Digital Transformation

Fuel shortage fears as ministers spark panic

Motorists rushing to buy petrol as government accused of causing unnecessary fears

The government has been blamed for causing panic among the nation’s motorists by advising them to top up their tanks in light of a possible strike by tanker drivers belonging to the Unite union.

And as police in some areas of Britain call for petrol stations to close as a means to ease congestion and avoid alarm, people throughout the UK could find themselves facing increasing difficulty accessing forecourts.

"We now have self-inflicted shortages due to poor advice about topping up the tank," said AA President Edmund King.

Cabinet MP Francis Maude has also come under fire for advising that people fill up jerrycans in case of any disruption to supply, as storing petrol in the wrong conditions can be potentially dangerous.

While there is no definitive indication that the strike will even go ahead, the panic buying that appears to have gripped the nation could serve to intensify any shortage of supply that might occur if the union decides to go ahead with its walkout.

Employees are said to be considering action in protest against their working conditions, but any firm decision is yet to be made.
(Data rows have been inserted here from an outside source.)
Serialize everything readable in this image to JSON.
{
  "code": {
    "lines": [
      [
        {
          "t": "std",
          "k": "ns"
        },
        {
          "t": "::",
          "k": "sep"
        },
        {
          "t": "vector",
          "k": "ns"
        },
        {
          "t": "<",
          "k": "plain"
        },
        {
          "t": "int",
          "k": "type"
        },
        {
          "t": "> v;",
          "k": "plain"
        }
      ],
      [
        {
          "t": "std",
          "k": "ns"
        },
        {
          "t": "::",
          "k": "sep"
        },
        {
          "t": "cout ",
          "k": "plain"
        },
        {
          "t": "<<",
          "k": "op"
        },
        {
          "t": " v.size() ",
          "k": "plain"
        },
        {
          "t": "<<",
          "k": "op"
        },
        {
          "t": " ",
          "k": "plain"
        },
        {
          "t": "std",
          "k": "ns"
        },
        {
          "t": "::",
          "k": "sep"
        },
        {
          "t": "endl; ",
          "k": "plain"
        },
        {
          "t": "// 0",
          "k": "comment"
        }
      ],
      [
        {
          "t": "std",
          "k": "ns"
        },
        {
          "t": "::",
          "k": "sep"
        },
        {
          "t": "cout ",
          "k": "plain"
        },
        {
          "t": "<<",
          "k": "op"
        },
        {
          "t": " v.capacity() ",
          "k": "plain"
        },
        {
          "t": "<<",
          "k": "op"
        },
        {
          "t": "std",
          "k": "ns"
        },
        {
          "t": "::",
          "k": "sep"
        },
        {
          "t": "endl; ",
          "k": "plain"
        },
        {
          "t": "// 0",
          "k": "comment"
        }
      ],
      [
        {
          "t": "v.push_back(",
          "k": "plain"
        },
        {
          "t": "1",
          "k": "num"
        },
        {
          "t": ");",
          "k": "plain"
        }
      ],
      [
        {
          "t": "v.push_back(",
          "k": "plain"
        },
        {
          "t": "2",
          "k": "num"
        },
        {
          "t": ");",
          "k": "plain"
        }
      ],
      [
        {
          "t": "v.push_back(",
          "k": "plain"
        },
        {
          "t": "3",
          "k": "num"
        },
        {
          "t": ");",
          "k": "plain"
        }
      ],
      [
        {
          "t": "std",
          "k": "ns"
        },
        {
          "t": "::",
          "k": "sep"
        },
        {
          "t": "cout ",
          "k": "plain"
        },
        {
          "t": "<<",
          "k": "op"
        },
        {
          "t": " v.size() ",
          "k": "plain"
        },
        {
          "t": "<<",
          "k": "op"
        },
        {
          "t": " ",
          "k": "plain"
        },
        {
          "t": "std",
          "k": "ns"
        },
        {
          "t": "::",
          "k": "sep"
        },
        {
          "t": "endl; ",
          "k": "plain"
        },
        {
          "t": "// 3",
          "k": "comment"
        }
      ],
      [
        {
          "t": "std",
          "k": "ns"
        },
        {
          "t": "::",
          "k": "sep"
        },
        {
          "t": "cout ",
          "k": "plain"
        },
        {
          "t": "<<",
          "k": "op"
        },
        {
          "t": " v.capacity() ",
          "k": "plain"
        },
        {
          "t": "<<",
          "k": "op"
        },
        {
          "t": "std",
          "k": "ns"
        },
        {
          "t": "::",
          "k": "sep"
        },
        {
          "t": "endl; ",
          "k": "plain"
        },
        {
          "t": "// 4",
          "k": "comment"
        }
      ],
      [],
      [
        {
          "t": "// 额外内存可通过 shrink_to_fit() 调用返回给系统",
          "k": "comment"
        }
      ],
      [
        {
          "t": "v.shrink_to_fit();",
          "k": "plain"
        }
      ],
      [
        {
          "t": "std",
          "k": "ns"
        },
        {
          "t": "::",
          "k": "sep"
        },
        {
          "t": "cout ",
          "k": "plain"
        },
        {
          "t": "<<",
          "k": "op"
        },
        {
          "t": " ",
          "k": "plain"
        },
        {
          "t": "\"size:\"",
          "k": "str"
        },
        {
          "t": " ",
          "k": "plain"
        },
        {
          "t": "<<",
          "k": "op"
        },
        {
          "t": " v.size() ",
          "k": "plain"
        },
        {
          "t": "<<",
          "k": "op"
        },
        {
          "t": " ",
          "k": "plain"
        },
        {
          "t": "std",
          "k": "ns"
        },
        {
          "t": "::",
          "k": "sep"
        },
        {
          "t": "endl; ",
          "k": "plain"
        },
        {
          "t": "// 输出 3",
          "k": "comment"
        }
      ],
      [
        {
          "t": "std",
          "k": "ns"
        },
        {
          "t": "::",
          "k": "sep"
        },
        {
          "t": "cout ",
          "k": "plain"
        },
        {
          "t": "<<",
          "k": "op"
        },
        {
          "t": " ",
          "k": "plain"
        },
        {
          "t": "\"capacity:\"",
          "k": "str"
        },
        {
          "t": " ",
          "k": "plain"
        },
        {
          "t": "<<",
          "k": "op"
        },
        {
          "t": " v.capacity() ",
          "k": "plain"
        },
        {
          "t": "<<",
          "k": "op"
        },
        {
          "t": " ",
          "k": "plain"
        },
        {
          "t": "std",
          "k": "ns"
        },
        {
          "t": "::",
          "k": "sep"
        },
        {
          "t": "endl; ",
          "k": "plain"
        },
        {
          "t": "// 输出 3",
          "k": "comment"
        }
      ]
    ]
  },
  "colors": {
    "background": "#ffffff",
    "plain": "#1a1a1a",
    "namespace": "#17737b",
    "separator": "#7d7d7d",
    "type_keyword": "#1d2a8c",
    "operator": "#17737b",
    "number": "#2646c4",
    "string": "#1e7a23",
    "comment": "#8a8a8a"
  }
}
As such, employers throughout the country may see themselves having to deal with the possibility of a significantly reduced workforce should employees’ cars be put out of action by the current furore.

Businesses that have invested in a remote backup service will be better equipped to deal with any crisis as such systems make it possible for workers to access files, data and information so long as they are connected to the internet.

If fuel shortages do sweep the country and the population’s vehicles are forced to sit by until supply can cope with demand, companies will be hoping that their systems are capable of supporting potentially higher levels of home workers in the coming days.